|The new Strathmore University campus - I'm told it's the greenest university campus building in Africa|
I'll try to keep up both, for those Tumblr lovers out there. http://luke-dport.tumblr.com/
One of the trends I've been following from a distance with great interest lo these last five Kenya-less years has been the continuing growth in size and maturity of the tech scene here. And in fact not just in Kenya - Bongohive ran a crowd sourcing project to count how many incubators there were across the continent and found there were 90 of them. At least two tech incubators have sprung up in Kenya since I last visited in 2009. One is iHub, which grew out of Ushahidi, the Kenyan-born non-profit tech company that specializes in developing free and open source software for information collection, visualization and interactive mapping. I hope to visit iHub while I'm here. The other is iLab, at Strathmore University, which is an incubator and research center under the faculty of Information Technology at Strathmore. We were lucky enough to visit iLab today at Strathmore's swanky (relatively) new campus in town.
We had a chance to hear from a couple of students about projects they are working on. Two young women (rookie blogger mistake - not getting the names and contacts of the people you want to mention in your blog!) are developing an app to enable entrepreneurs to conduct name searches via mobile phone as part of the process of registering their business - a process that typically takes a number of time-wasting trips to a government agency downtown. Another is building an app that lets you purchase digital versions of locally published magazines.
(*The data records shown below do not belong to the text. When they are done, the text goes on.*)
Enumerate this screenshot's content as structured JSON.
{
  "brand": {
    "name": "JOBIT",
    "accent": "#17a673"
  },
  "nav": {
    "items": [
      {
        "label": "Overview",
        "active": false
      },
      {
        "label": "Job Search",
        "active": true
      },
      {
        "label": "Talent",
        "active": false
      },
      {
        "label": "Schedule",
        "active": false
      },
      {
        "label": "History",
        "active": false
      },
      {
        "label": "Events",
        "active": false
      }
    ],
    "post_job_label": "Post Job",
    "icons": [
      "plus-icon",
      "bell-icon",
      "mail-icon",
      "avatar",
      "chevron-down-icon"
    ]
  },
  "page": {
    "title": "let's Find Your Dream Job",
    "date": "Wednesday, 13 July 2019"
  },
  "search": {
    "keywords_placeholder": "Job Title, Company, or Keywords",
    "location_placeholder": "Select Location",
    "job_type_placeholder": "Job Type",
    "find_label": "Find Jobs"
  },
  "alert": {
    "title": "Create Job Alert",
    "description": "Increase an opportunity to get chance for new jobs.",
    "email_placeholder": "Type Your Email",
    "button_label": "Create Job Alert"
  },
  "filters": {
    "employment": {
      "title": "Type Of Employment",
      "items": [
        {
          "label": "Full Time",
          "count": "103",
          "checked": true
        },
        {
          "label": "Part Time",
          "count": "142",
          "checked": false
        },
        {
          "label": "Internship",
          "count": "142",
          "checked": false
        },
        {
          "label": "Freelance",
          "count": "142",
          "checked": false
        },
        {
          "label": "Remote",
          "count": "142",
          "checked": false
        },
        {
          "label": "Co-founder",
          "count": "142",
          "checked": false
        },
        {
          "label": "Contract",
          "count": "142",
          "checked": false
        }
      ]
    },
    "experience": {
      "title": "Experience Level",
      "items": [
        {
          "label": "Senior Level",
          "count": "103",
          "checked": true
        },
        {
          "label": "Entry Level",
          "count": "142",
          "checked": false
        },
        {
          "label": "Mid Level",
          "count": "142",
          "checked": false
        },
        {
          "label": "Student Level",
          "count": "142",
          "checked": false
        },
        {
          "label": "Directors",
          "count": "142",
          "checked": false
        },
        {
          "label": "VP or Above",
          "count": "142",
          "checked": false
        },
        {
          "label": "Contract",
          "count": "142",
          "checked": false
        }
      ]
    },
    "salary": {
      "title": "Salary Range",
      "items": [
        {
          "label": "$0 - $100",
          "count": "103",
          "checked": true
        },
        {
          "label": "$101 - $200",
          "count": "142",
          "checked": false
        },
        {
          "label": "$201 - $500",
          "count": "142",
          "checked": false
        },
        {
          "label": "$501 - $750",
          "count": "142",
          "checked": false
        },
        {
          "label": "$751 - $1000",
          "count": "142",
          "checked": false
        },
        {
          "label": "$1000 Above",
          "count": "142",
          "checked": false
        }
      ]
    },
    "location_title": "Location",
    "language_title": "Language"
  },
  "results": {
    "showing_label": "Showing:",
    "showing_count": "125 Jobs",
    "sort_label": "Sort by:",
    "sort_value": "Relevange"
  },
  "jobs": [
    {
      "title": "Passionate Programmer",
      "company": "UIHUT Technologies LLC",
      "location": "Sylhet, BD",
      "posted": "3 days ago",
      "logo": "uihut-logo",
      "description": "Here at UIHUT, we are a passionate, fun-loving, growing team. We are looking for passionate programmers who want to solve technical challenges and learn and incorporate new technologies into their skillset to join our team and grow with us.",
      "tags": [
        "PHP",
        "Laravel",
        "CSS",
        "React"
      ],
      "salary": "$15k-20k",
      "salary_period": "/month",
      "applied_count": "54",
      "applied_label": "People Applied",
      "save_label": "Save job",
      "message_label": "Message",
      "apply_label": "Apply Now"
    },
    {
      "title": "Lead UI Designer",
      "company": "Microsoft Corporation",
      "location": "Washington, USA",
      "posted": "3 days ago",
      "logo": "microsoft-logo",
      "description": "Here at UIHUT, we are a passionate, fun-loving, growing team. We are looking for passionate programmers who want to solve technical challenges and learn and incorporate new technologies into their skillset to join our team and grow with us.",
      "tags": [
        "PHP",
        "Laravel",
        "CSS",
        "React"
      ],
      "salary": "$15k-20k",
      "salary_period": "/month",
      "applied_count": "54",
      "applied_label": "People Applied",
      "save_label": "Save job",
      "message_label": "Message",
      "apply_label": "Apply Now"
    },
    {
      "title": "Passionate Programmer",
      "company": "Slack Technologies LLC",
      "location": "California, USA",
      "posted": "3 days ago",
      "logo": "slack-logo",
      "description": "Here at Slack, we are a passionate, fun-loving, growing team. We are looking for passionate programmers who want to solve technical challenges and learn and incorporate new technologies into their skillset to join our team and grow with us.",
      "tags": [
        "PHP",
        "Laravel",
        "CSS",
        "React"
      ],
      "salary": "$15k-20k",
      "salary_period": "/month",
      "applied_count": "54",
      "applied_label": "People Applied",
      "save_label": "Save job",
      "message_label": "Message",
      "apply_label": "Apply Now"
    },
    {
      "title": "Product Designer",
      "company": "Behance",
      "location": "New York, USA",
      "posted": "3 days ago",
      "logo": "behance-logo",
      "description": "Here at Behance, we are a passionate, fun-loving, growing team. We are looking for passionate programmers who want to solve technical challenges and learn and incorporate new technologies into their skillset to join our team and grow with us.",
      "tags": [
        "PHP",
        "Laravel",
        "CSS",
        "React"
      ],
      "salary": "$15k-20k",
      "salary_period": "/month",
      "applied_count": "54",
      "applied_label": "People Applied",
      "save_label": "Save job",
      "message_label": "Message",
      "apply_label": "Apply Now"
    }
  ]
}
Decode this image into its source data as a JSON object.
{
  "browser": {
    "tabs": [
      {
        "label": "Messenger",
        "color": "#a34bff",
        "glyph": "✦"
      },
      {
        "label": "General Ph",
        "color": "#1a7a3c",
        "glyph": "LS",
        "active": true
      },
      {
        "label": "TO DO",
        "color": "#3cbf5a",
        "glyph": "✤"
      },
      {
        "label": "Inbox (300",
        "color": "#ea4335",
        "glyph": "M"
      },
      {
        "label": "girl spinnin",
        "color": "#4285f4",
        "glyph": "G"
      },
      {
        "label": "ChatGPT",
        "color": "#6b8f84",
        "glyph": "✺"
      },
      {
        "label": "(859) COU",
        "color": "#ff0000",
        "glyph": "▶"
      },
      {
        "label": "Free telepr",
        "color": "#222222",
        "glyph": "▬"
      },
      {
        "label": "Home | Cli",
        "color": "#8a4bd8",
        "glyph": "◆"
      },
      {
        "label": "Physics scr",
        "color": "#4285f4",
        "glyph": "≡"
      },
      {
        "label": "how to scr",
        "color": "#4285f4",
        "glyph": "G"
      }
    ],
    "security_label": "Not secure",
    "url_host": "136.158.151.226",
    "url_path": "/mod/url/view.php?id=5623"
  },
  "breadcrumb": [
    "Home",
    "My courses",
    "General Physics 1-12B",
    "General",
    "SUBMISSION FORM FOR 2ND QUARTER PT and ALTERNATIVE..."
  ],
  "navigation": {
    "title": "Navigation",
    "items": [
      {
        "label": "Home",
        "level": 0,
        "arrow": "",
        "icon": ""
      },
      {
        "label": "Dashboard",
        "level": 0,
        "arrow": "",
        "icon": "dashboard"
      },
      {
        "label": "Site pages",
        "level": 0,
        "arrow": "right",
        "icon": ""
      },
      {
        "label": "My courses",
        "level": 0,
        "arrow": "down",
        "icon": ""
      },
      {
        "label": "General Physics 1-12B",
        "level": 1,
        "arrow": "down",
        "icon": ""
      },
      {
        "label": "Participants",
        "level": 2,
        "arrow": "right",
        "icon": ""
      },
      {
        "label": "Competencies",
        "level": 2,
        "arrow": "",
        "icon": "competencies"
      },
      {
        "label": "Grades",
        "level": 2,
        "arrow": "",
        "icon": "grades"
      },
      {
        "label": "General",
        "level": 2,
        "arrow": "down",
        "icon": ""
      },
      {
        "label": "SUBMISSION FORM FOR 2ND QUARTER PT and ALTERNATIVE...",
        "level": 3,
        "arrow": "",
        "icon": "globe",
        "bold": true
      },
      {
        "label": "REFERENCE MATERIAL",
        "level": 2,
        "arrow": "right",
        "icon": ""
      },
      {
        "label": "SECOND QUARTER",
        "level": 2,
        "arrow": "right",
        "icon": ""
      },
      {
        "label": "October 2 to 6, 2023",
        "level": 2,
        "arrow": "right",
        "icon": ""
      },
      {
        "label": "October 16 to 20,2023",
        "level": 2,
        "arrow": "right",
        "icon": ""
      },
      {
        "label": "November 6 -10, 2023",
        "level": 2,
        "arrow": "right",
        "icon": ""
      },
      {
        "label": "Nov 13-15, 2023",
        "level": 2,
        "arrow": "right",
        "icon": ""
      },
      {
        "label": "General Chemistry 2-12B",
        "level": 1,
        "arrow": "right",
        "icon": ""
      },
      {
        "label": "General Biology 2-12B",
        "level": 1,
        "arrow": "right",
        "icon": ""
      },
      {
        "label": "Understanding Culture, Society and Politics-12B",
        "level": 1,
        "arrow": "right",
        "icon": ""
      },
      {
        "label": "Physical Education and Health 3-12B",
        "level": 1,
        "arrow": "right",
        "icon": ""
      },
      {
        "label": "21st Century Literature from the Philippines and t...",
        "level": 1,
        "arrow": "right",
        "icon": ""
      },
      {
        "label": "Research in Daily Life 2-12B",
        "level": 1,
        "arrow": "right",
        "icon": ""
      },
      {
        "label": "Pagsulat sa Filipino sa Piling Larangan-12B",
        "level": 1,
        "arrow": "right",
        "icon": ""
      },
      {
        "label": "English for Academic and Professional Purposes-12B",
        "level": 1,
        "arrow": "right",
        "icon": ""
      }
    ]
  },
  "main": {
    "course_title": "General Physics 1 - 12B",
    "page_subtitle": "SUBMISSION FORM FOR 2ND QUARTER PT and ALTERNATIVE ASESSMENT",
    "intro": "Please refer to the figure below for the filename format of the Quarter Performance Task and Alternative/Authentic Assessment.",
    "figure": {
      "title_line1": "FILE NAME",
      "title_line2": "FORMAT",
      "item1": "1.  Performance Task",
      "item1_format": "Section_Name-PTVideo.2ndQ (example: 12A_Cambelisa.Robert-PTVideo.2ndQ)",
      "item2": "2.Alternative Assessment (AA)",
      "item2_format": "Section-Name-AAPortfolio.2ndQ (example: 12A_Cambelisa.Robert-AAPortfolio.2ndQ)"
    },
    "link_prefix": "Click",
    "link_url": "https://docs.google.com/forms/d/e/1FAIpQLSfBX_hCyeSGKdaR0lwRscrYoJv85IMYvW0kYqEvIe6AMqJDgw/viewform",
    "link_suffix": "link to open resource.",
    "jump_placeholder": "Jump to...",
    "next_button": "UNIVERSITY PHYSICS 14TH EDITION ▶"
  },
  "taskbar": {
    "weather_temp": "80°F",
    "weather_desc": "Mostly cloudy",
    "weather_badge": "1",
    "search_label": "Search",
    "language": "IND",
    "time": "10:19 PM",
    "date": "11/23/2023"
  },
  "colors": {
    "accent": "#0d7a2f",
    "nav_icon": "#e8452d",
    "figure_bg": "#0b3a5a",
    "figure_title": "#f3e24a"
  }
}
Another young woman described an app she's working on to provide fish farmers with data on fish prices and information on fish farm management. What was extra impressive about her was how much she understood about fish farming, and perhaps most importantly, specifics on why fish farmers have not on the whole successful up until now (this will the topic of a future blog here). Among the factors she called out: fish farmers try to save money by feeding their fish food that's recommended for later in the fishes' lives because it's cheaper, when in fact you need to feed the fish a very particular type of food for the first few weeks/months of their lives - and failing to do that means your fish will never grow to a marketable size. While I still think she has a few things to work out how to turn her app idea into a real business, the fact that she understands her end user so well - not just the technology - is encouraging, and a rare combination especially in such a young person.
All this reminds me of the boom years of the Web in the mid and late 90s. Practically overnight, every business under the sun it seemed had to move onto the Web. Here in Kenya now it feels like nearly any transaction that would have previously required a face to face interaction is moving to mobile. With mPesa of course enabling digital payments so many possibilities are opened. The possibilities seem limitless.